You asked, so here it is; our position on helmet laws:
First, on the decision to wear a helmet: as an individual, it is a sensible decision to wear one when cycling. Especially if you engage in any of the behaviours that might make a crash more likely – including riding fast (for instance to be more visible and feel less vulnerable when you have to ride on the road in traffic); or riding on poor surfaces (like across the wheel-grabbing lip of any driveway in Brisbane. Or across the most important bicycle bridge in our city.) If you race, down-hill mountain bike, or love fanging down windy mountain roads, definitely wear a helmet! In the event of a crash where you hit your head, a helmet will probably help limit a skull injury, and may also offer some protection against a brain injury. Just as it would if you struck your head doing any of the those activities significantly more risky than cycling; such as using a ladder, or driving a car, or being a passenger in a car.
Helmets themselves are much less awful than they used to be when you and everyone you know stopped riding their bikes in the ’90s because you suddenly had to wear one. There are versions for as little as $20 to $50, and if you’re lucky you might be able to find one of those that you can adjust to fit properly and be somewhat comfortable. Unfortunately it is harder to find a way of combining a helmet with decent sun protection, so you will need to weigh this all against the very real and known risks of sun exposure.
On mandatory helmet laws: we know that on a population-wide basis, making it illegal to ride a bicycle without a helmet has reduced the numbers of people who regularly ride a bike. This has disproportionately affected people on low incomes, students, families with kids of different ages, and people who make the most short trips – typically women. Since most people who ride bikes now are doing it for sport, fitness, or recreation, and are most often middle-aged males dressed in custom sporting clothing, this has somehow led to a community perception that cycling is an activity for the indulgence of middle aged men in lycra, rather than a normal, practical and healthy method of transport for anyone. (And by the way, there is nothing whatsoever wrong with lycra; wear whatever is comfortable and practical when you ride your bike!)
We would rather the police were able to direct their energy where they can make the most difference to safety on our roads and to security (including perceptions of it) on off-road pathways, rather than spending resources fining healthy transport. We would rather politicians at all levels would stop being distracted by helmets (or bare heads) and get on with directing energy and resources to building better infrastructure and supporting legislation that would make it safer and more enjoyable for anyone to ride a bike.

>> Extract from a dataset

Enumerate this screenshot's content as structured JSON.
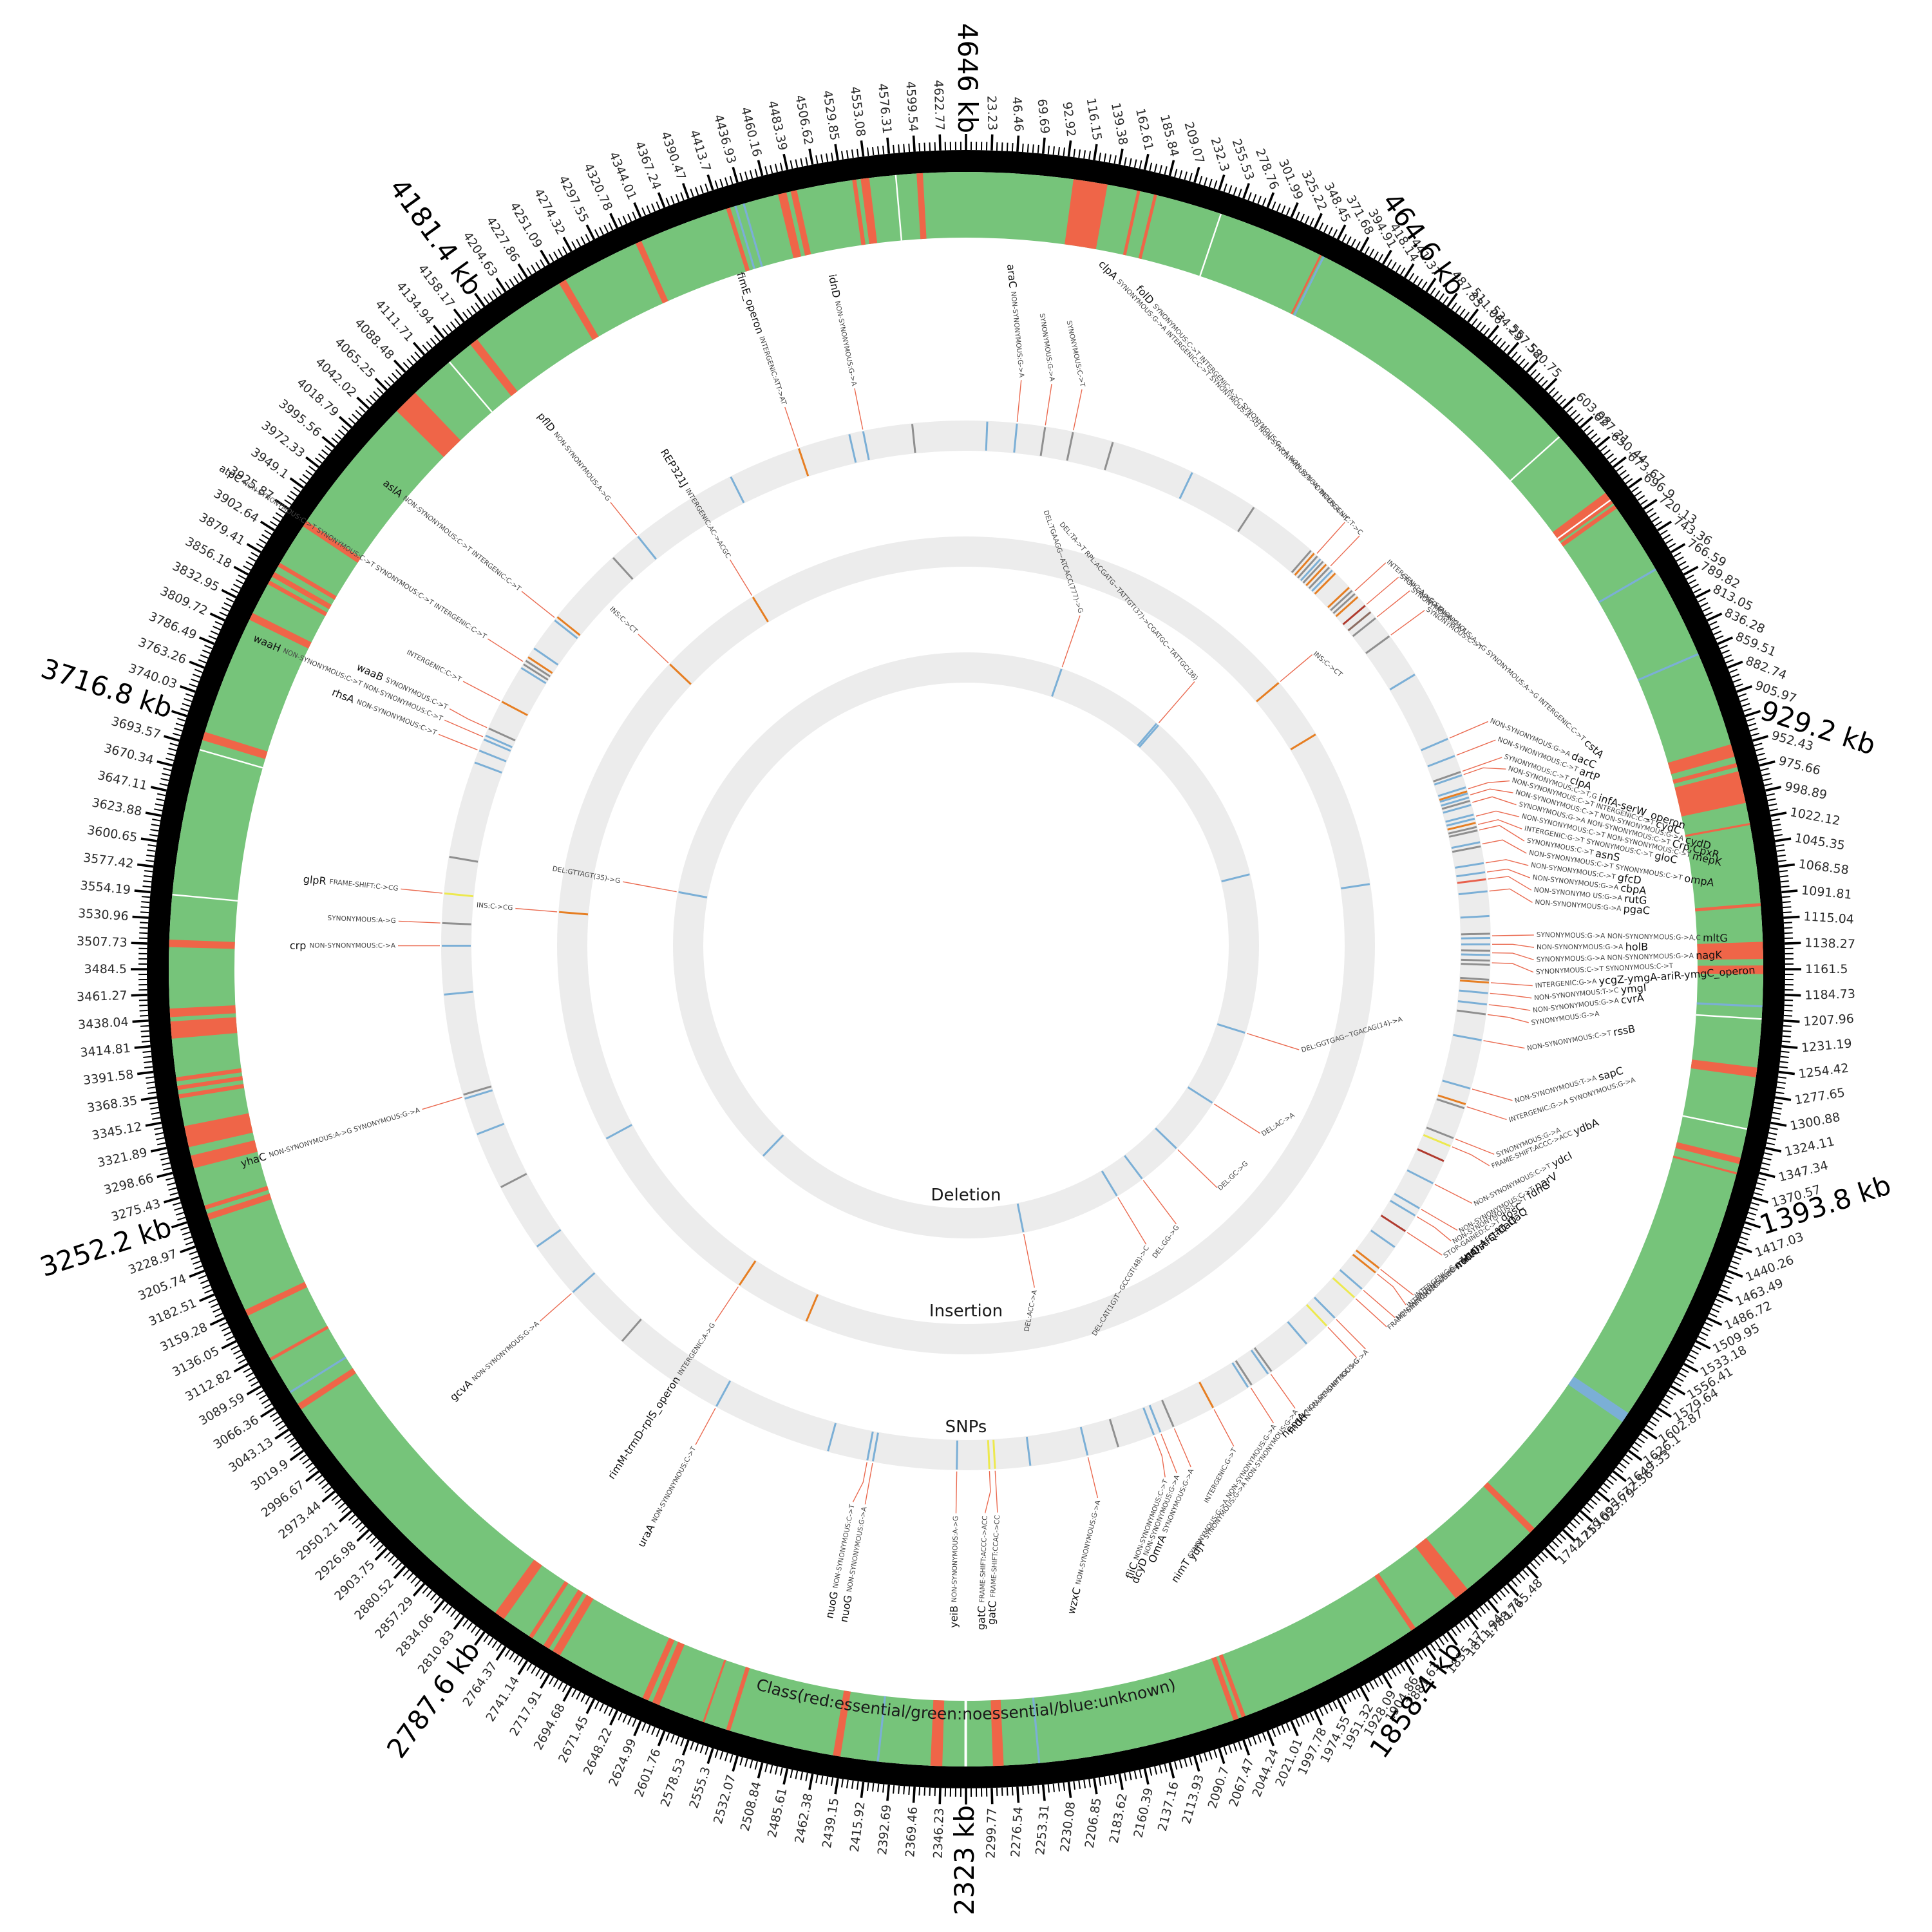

If you basically support this position, you might be interested in joining Freestyle Cyclists on their ride on Saturday 17 March – appropriately titled “Stop Fining Healthy Transport”. You can choose to wear a helmet, or not. But if you don’t (and you haven’t complied with the laws enabling an exemption), the probability you will get a fine is much higher than the chance you will hit your head. Now we’ve got that all out of the way, here are the details of the ride/parade in Brisbane:
Saturday, March 17th 2018: Meeting at the Cultural Forecourt (South Bank) near the Wheel of Brisbane at 12:50pm to kick off proceedings from 1pm. The ride will go over the Goodwill Bridge to the Botanic Gardens and back. The pace will be inclusive of all and in keeping with pedestrian traffic.
That’s it. That’s all we at Space4cyclingBNE have to say on the matter. This is one instance where we’re really not particularly interested in your opinion or your anecdote. We’ve all heard it all before. If you are especially passionate about the topic of mandatory helmet laws (either for or against), we encourage you to go and make your views known to your elected representative yourself, or join a group that is already lobbying on the issue, or form your own group if you don’t like the way someone else is doing it.